Given three positive numbers $a,\,b,\,c$ . Prove that $$(\!abc+ a+ b+ c\!)^{3}\geqslant 8\,abc(\!1+ a\!)(\!1+ b\!)(\!1+ c\!).$$
My own problem is given a solution, and I'm looking forward to seeing a nicer one(s), thank you !
Solution.

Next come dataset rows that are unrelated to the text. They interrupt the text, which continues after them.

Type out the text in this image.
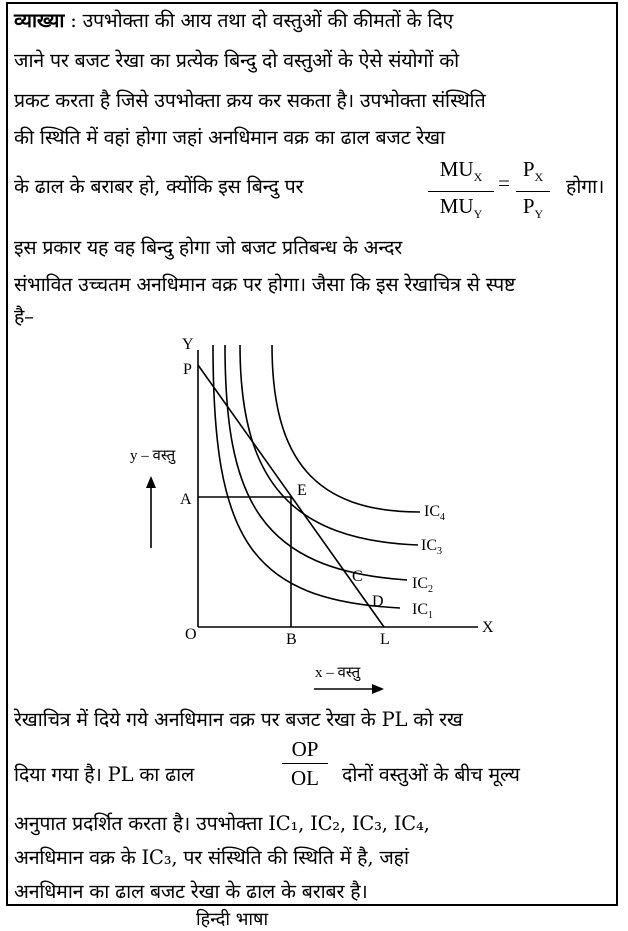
व्याख्या : उपभोक्ता की आय तथा दो वस्तुओं की कीमतों के दिए
जाने पर बजट रेखा का प्रत्येक बिन्दु दो वस्तुओं के ऐसे संयोगों को
प्रकट करता है जिसे उपभोक्ता क्रय कर सकता है। उपभोक्ता संस्थिति
की स्थिति में वहां होगा जहां अनधिमान वक्र का ढाल बजट रेखा
के ढाल के बराबर हो, क्योंकि इस बिन्दु पर
$MU_X$
$MU_Y$
=
$P_X$
$P_Y$
होगा।
इस प्रकार यह वह बिन्दु होगा जो बजट प्रतिबन्ध के अन्दर
संभावित उच्चतम अनधिमान वक्र पर होगा। जैसा कि इस रेखाचित्र से स्पष्ट
है–
Y
X
O
P
A
E
C
D
B	L
$IC_1$
$IC_2$
$IC_3$
$IC_4$
y – वस्तु
x – वस्तु
रेखाचित्र में दिये गये अनधिमान वक्र पर बजट रेखा के PL को रख
दिया गया है। PL का ढाल
OP
OL	दोनों वस्तुओं के बीच मूल्य
अनुपात प्रदर्शित करता है। उपभोक्ता IC₁, IC₂, IC₃, IC₄,
अनधिमान वक्र के IC₃, पर संस्थिति की स्थिति में है, जहां
अनधिमान का ढाल बजट रेखा के ढाल के बराबर है।
हिन्दी भाषा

Without loss of generality, we can suppose $(a- 1)(b- 1)\geqslant 0 \rightarrow 1+ ab\geqslant a+ b$. Then
\begin{align*} (abc+ a+ b+ c)^{3}&= \left ( c(1+ ab)+ a+ b \right )^{2}\left ( c(1+ ab)+ a+ b \right )\\& \geqslant 4\,c(1+ ab)(a+ b)\left ( c(a+ b)+ (a+ b) \right )\\&= 2c(a+ b)^{2}(2+ 2ab)(1+ c)\\& \end{align*}
Again, by using a.m.-g.m.-inequality, we have $$2c\left(a+ b\right)^{2}\left( 2+ 2ab\right)\left( 1+ c\right)\geqslant 8abc\left(1+ a\right)\left(1+ b\right)\left(1+ c\right)$$
That is q.e.d!
After replacing $a\rightarrow\frac{1}{a},$ $b\rightarrow\frac{1}{b}$ and $c\rightarrow\frac{1}{c}$ we need to prove that $$(1+ab+ac+bc)^3\geq8abc(1+a)(1+b)(1+c).$$ Now, let $a+b+c=3u$, $ab+ac+bc=3v^2,$ where $v>0$ and $abc=w^3$.
Thus, we need to prove that: $$(1+3v^2)^3\geq8w^3(1+w^3+3v^2+3u)$$ or $$(1+3v^2)\geq8(w^3+w^6+3v^3w^2+3uw^3)$$ and since by AM-GM $v\geq w$ and $v^4\geq uw^3,$ it's enough to prove that: $$(1+3v^2)^3\geq8(v^3+v^6+3v^5+3v^4)$$ or $$(1+3v^2)^3\geq8v^3(1+v)^3$$ or $$1+3v^2\geq2v(1+v)$$ or $$(1-v)^2\geq0$$ and we are done!
Also, $uvw$ kills this inequality, but it's not so nice.